Date of Award

Summer 8-22-2016

Level of Access

Open-Access Thesis

Degree Name

Master of Science (MS)

Department

Computer Science

Advisor

Phillip M. Dickens

Second Committee Member

James L. Fastook

Third Committee Member

Max J. Egenhofer

Abstract

Understanding the impact of global climate change is a critical concern for society at large. One important piece of the climate puzzle is how large-scale ice sheets, such as those covering Greenland and Antarctica, respond to a warming climate. Given such ice sheets are under constant change, developing models that can accurately capture their dynamics represents a significant challenge to researchers. The problem, however, is properly capturing the dynamics of an ice sheet model requires a high model resolution and simulating these models is intractable even for state-of-the-art supercomputers.

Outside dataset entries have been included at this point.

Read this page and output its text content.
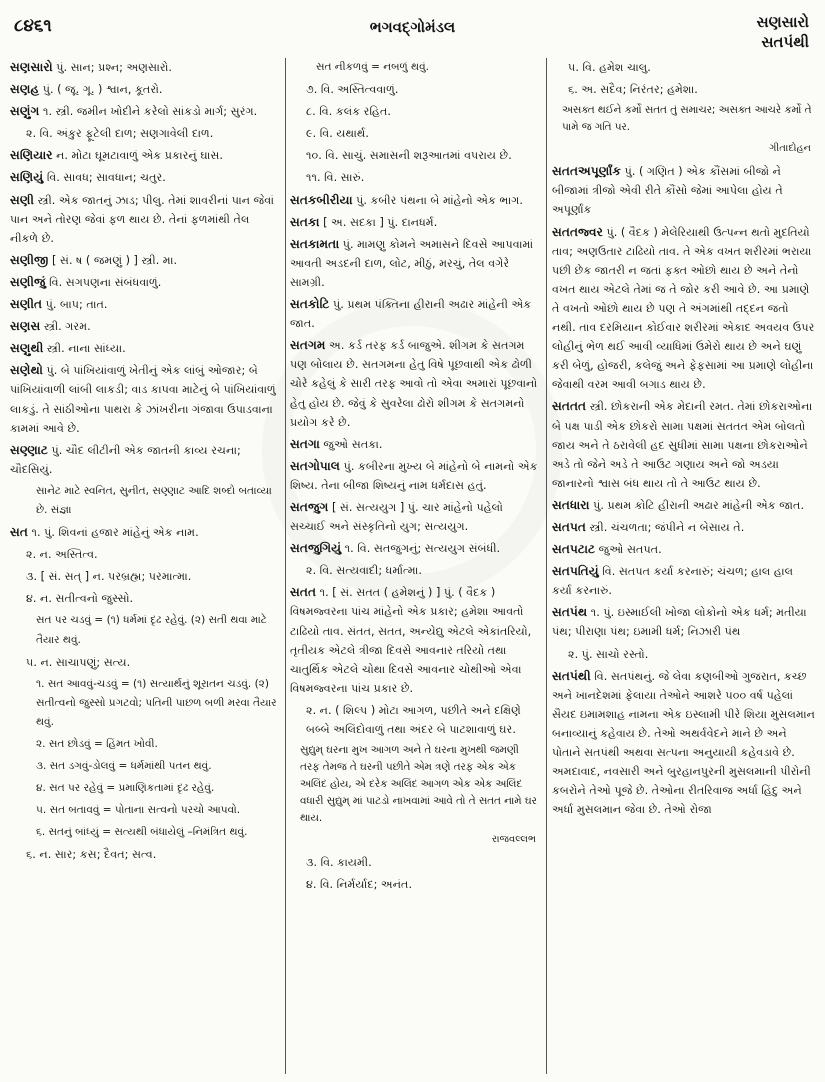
૮૪૬૧	ભગવદ્ગોમંડલ	સણસારો
સતપંથી
સણસારો પું. સાન; પ્રશ્ન; અણસારો.
સણહ પું. ( જૂ. ગૂ. ) શ્વાન, કૂતરો.
સણુંગ ૧. સ્ત્રી. જમીન ખોદીને કરેલો સાંકડો માર્ગ; સુરંગ.
૨. વિ. અંકુર ફૂટેલી દાળ; સણગાવેલી દાળ.
સણિયાર ન. મોટા ઘૂમટાવાળું એક પ્રકારનું ઘાસ.
સણિયું વિ. સાવધ; સાવધાન; ચતુર.
સણી સ્ત્રી. એક જાતનું ઝાડ; પીલુ. તેમાં શાવરીનાં પાન જેવાં પાન અને તોરણ જેવાં ફળ થાય છે. તેનાં ફળમાંથી તેલ નીકળે છે.
સણીજી [ સં. ષ ( જમણું ) ] સ્ત્રી. મા.
સણીજું વિ. સગપણના સંબંધવાળું.
સણીત પું. બાપ; તાત.
સણસ સ્ત્રી. ગરમ.
સણુથી સ્ત્રી. નાના સાંધ્યા.
સણેથો પું. બે પાંખિયાંવાળું ખેતીનું એક લાંબું ઓજાર; બે પાંખિયાંવાળી લાંબી લાકડી; વાડ કાપવા માટેનું બે પાંખિયાંવાળું લાકડું. તે સાંઠીઓના પાથરા કે ઝાંખરીના ગંજાવા ઉપાડવાના કામમાં આવે છે.
સણ્ણાટ પું. ચૌદ લીટીની એક જાતની કાવ્ય રચના; ચૌદસિયું.
સાનેટ માટે સ્વનિત, સુનીત, સણ્ણાટ આદિ શબ્દો બતાવ્યા છે. સંજ્ઞા
સત ૧. પું. શિવનાં હજાર માંહેનું એક નામ.
૨. ન. અસ્તિત્વ.
૩. [ સં. સત્ ] ન. પરબ્રહ્મ; પરમાત્મા.
૪. ન. સતીત્વનો જુસ્સો.
સત પર ચડવું = (૧) ધર્મમાં દૃઢ રહેવું. (૨) સતી થવા માટે તૈયાર થવું.
૫. ન. સાચાપણું; સત્ય.
૧. સત આવવું-ચડવું = (૧) સત્યાર્થનું શૂરાતન ચડવું. (૨) સતીત્વનો જુસ્સો પ્રગટવો; પતિની પાછળ બળી મરવા તૈયાર થવું.
૨. સત છોડવું = હિંમત ખોવી.
૩. સત ડગવું-ડોલવું = ધર્મમાંથી પતન થવું.
૪. સત પર રહેવું = પ્રમાણિકતામાં દૃઢ રહેવું.
૫. સત બતાવવું = પોતાના સત્વનો પરચો આપવો.
૬. સતનું બાંધ્યું = સત્યથી બંધાયેલું –નિમંત્રિત થવું.
૬. ન. સાર; કસ; દૈવત; સત્વ.
સત નીકળવું = નબળું થવું.
૭. વિ. અસ્તિત્વવાળું.
૮. વિ. કલંક રહિત.
૯. વિ. યથાર્થ.
૧૦. વિ. સાચું. સમાસની શરૂઆતમાં વપરાય છે.
૧૧. વિ. સારું.
સતકબીરીયા પું. કબીર પંથના બે માંહેનો એક ભાગ.
સતકા [ અ. સદકા ] પું. દાનધર્મ.
સતકામતા પું. મામણુ કોમને અમાસને દિવસે આપવામાં આવતી અડદની દાળ, લોટ, મીઠું, મરચું, તેલ વગેરે સામગ્રી.
સતકોટિ પું. પ્રથમ પંક્તિના હીરાની અઢાર માંહેની એક જાત.
સતગમ અ. કર્ડ તરફ કર્ડ બાજુએ. શીગમ કે સતગમ પણ બોલાય છે. સતગમના હેતુ વિષે પૂછવાથી એક ઢોળી ચોરે કહેલું કે સારી તરફ આવો તો એવા અમારાં પૂછવાનો હેતુ હોય છે. જેવું કે સુવરેલા ઢોરો શીગમ કે સતગમનો પ્રયોગ કરે છે.
સતગા જુઓ સતકા.
સતગોપાલ પું. કબીરના મુખ્ય બે માંહેનો બે નામનો એક શિષ્ય. તેના બીજા શિષ્યનું નામ ધર્મદાસ હતું.
સતજુગ [ સં. સત્યયુગ ] પું. ચાર માંહેનો પહેલો સચ્ચાઈ અને સંસ્કૃતિનો યુગ; સત્યયુગ.
સતજુગિયું ૧. વિ. સતજુગનું; સત્યયુગ સંબંધી.
૨. વિ. સત્યવાદી; ધર્માત્મા.
સતત ૧. [ સં. સતત ( હમેશનું ) ] પું. ( વૈદક ) વિષમજ્વરના પાંચ માંહેનો એક પ્રકાર; હમેશા આવતો ટાઢિયો તાવ. સંતત, સતત, અન્યેદ્યુ એટલે એકાંતરિયો, તૃતીયક એટલે ત્રીજા દિવસે આવનાર તરિયો તથા ચાતુર્થિક એટલે ચોથા દિવસે આવનાર ચોથીઓ એવા વિષમજ્વરના પાંચ પ્રકાર છે.
૨. ન. ( શિલ્પ ) મોટા આગળ, પછીતે અને દક્ષિણે બબ્બે અલિંદોવાળું તથા અંદર બે પાટશાવાળું ઘર.
સુદ્યુમ્ ઘરના મુખ આગળ અને તે ઘરના મુખથી જમણી તરફ તેમજ તે ઘરની પછીતે એમ ત્રણે તરફ એક એક અલિંદ હોય, એ દરેક અલિંદ આગળ એક એક અલિંદ વધારી સુદ્યુમ્ માં પાટડો નાખવામાં આવે તો તે સતત નામે ઘર થાય.
રાજવલ્લભ
૩. વિ. કાયમી.
૪. વિ. નિર્મર્યાદ; અનંત.
૫. વિ. હમેશ ચાલુ.
૬. અ. સદૈવ; નિરંતર; હમેશા.
અસક્ત થઈને કર્મો સતત તું સમાચર; અસક્ત આચરે કર્મો તે પામે જ ગતિ પર.
ગીતાદોહન
સતતઅપૂર્ણાંક પું. ( ગણિત ) એક કૌંસમાં બીજો ને બીજામાં ત્રીજો એવી રીતે કૌંસો જેમાં આપેલા હોય તે અપૂર્ણાંક
સતતજ્વર પું. ( વૈદક ) મેલેરિયાથી ઉત્પન્ન થતો મુદતિયો તાવ; અણઉતાર ટાઢિયો તાવ. તે એક વખત શરીરમાં ભરાયા પછી છેક જાતરી ન જતાં ફક્ત ઓછો થાય છે અને તેનો વખત થાય એટલે તેમાં જ તે જોર કરી આવે છે. આ પ્રમાણે તે વખતો ઓછો થાય છે પણ તે અંગમાંથી તદ્દન જતો નથી. તાવ દરમિયાન કોઈવાર શરીરમાં એકાદ અવયવ ઉપર લોહીનું ભેળ થઈ આવી વ્યાધિમાં ઉમેરો થાય છે અને ઘણું કરી બેળું, હોજરી, કલેજું અને ફેફસામાં આ પ્રમાણે લોહીના જેવાથી વરમ આવી બગાડ થાય છે.
સતતત સ્ત્રી. છોકરાની એક મેદાની રમત. તેમાં છોકરાઓના બે પક્ષ પાડી એક છોકરો સામા પક્ષમાં સતતત એમ બોલતો જાય અને તે ઠરાવેલી હદ સુધીમાં સામા પક્ષના છોકરાઓને અડે તો જેને અડે તે આઉટ ગણાય અને જો અડયા જાનારનો શ્વાસ બંધ થાય તો તે આઉટ થાય છે.
સતધારા પું. પ્રથમ કોટિ હીરાની અઢાર માંહેની એક જાત.
સતપત સ્ત્રી. ચંચળતા; જંપીને ન બેસાય તે.
સતપટાટ જુઓ સતપત.
સતપતિયું વિ. સતપત કર્યા કરનારું; ચંચળ; હાલ હાલ કર્યા કરનારું.
સતપંથ ૧. પું. ઇસ્માઈલી ખોજા લોકોનો એક ધર્મ; મતીયા પંથ; પીરાણા પંથ; ઇમામી ધર્મ; નિઝારી પંથ
૨. પું. સાચો રસ્તો.
સતપંથી વિ. સતપંથનું. જે લેવા કણબીઓ ગુજરાત, કચ્છ અને ખાનદેશમાં ફેલાયા તેઓને આશરે ૫૦૦ વર્ષ પહેલાં સૈયદ ઇમામશાહ નામના એક ઇસ્લામી પીરે શિયા મુસલમાન બનાવ્યાનું કહેવાય છે. તેઓ અથર્વવેદને માને છે અને પોતાને સતપંથી અથવા સત્પના અનુયાયી કહેવડાવે છે. અમદાવાદ, નવસારી અને બુરહાનપુરની મુસલમાની પીરોની કબરોને તેઓ પૂજે છે. તેઓના રીતરિવાજ અર્ધા હિંદુ અને અર્ધા મુસલમાન જેવા છે. તેઓ રોજા
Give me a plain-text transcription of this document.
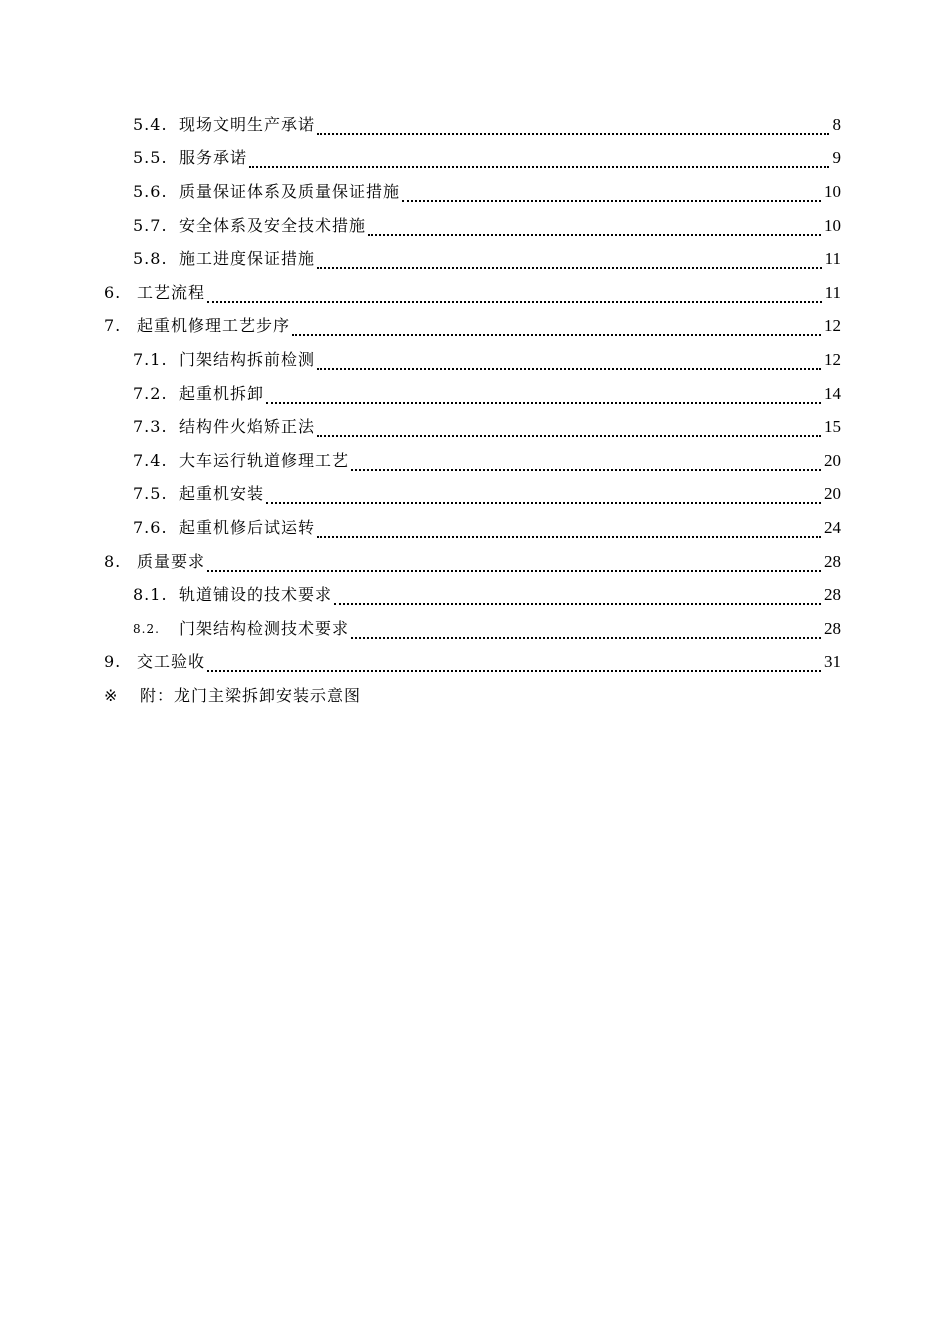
5.4. 现场文明生产承诺	8
5.5. 服务承诺	9
5.6. 质量保证体系及质量保证措施	10
5.7. 安全体系及安全技术措施	10
5.8. 施工进度保证措施	11
6. 工艺流程	11
7. 起重机修理工艺步序	12
7.1. 门架结构拆前检测	12
7.2. 起重机拆卸	14
7.3. 结构件火焰矫正法	15
7.4. 大车运行轨道修理工艺	20
7.5. 起重机安装	20
7.6. 起重机修后试运转	24
8. 质量要求	28
8.1. 轨道铺设的技术要求	28
8.2.	门架结构检测技术要求	28
9. 交工验收	31
※ 附：龙门主梁拆卸安装示意图
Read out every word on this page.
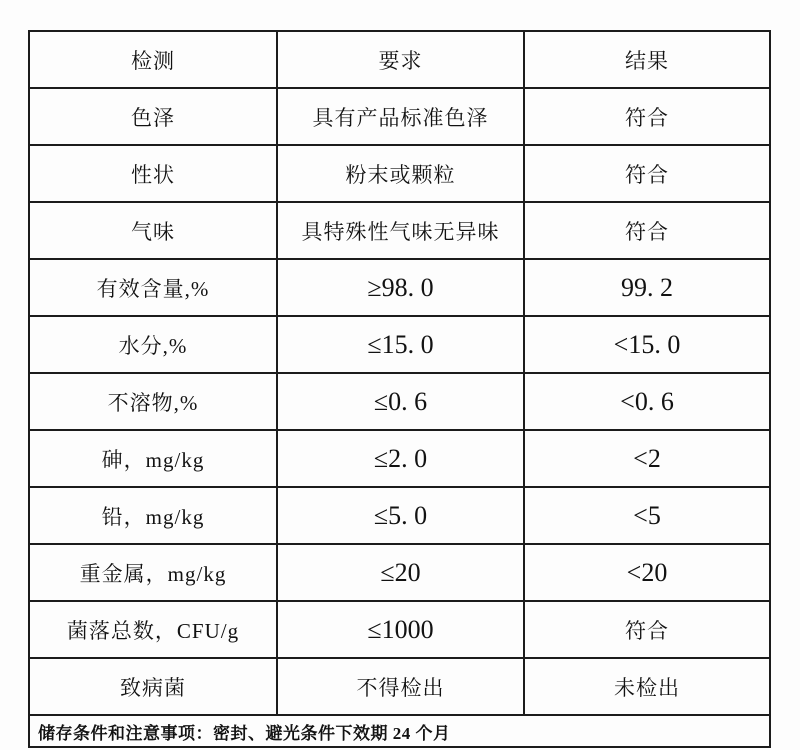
检测	要求	结果
色泽	具有产品标准色泽	符合
性状	粉末或颗粒	符合
气味	具特殊性气味无异味	符合
有效含量,%	≥98. 0	99. 2
水分,%	≤15. 0	<15. 0
不溶物,%	≤0. 6	<0. 6
砷，mg/kg	≤2. 0	<2
铅，mg/kg	≤5. 0	<5
重金属，mg/kg	≤20	<20
菌落总数，CFU/g	≤1000	符合
致病菌	不得检出	未检出
储存条件和注意事项：密封、避光条件下效期 24 个月		
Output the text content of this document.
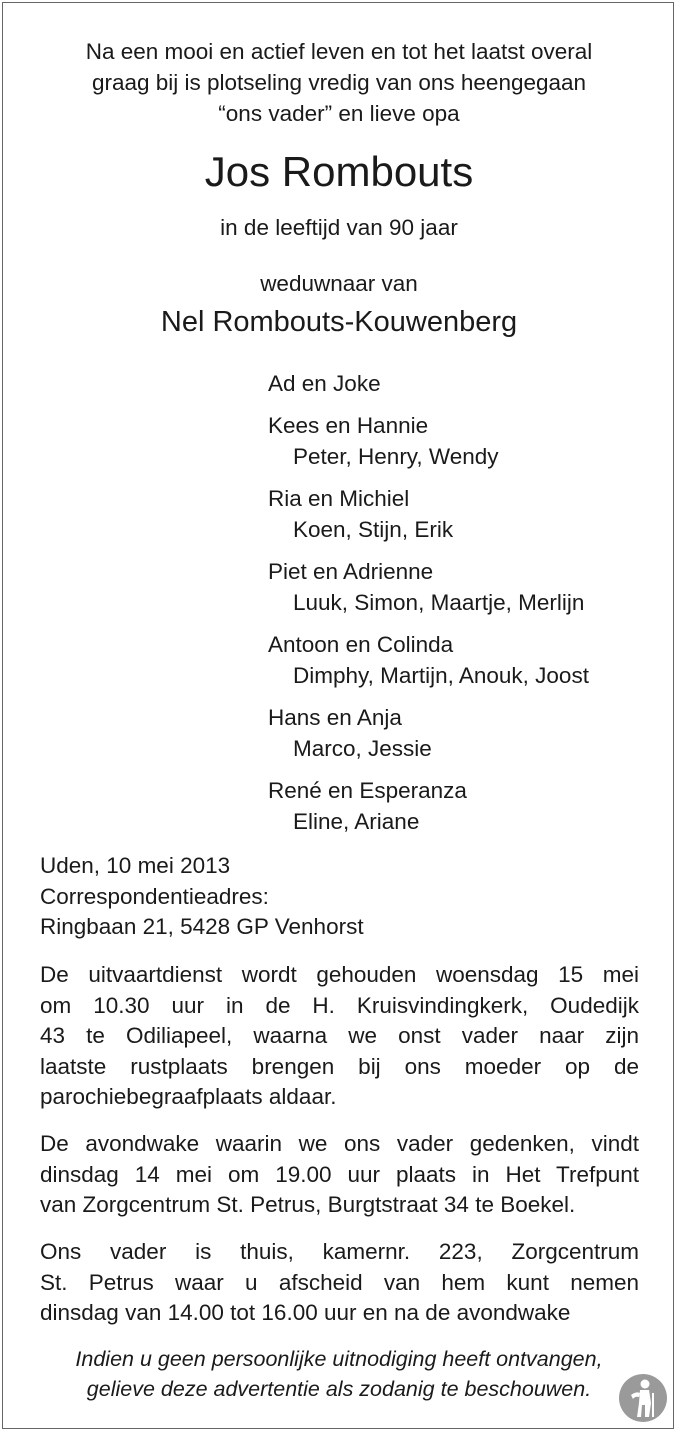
Na een mooi en actief leven en tot het laatst overal
graag bij is plotseling vredig van ons heengegaan
“ons vader” en lieve opa
Jos Rombouts
in de leeftijd van 90 jaar
weduwnaar van
Nel Rombouts-Kouwenberg
Ad en Joke
Kees en Hannie
Peter, Henry, Wendy
Ria en Michiel
Koen, Stijn, Erik
Piet en Adrienne
Luuk, Simon, Maartje, Merlijn
Antoon en Colinda
Dimphy, Martijn, Anouk, Joost
Hans en Anja
Marco, Jessie
René en Esperanza
Eline, Ariane
Uden, 10 mei 2013
Correspondentieadres:
Ringbaan 21, 5428 GP Venhorst
De uitvaartdienst wordt gehouden woensdag 15 mei
om 10.30 uur in de H. Kruisvindingkerk, Oudedijk
43 te Odiliapeel, waarna we onst vader naar zijn
laatste rustplaats brengen bij ons moeder op de
parochiebegraafplaats aldaar.
De avondwake waarin we ons vader gedenken, vindt
dinsdag 14 mei om 19.00 uur plaats in Het Trefpunt
van Zorgcentrum St. Petrus, Burgtstraat 34 te Boekel.
Ons vader is thuis, kamernr. 223, Zorgcentrum
St. Petrus waar u afscheid van hem kunt nemen
dinsdag van 14.00 tot 16.00 uur en na de avondwake
Indien u geen persoonlijke uitnodiging heeft ontvangen,
gelieve deze advertentie als zodanig te beschouwen.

This thesis presents a revolutionary approach to accurately capture ice sheet dynamics using embedded modeling at a high resolution. Such an approach embeds a high-resolution ice sheet model of a region evolving rapidly within a low-resolution ice sheet model of areas evolving slowly. The embedded model approach was implemented within the Parallel Ice Sheet Model (PISM), a widely used model for the study of large scale ice sheets limited to simulating models in isolation. PISM is limited to simulating ice sheet models in isolation and thus implementing an embedded model requires new synchronization and communication schemes. In this work we analyze the accuracy of our prototype embedded model with respect to directly observed ice velocities. We have shown a stronger correlation to directly observed values, yielding a T-test value of 0.64, compared to a non-embedded model T-test of 0.02.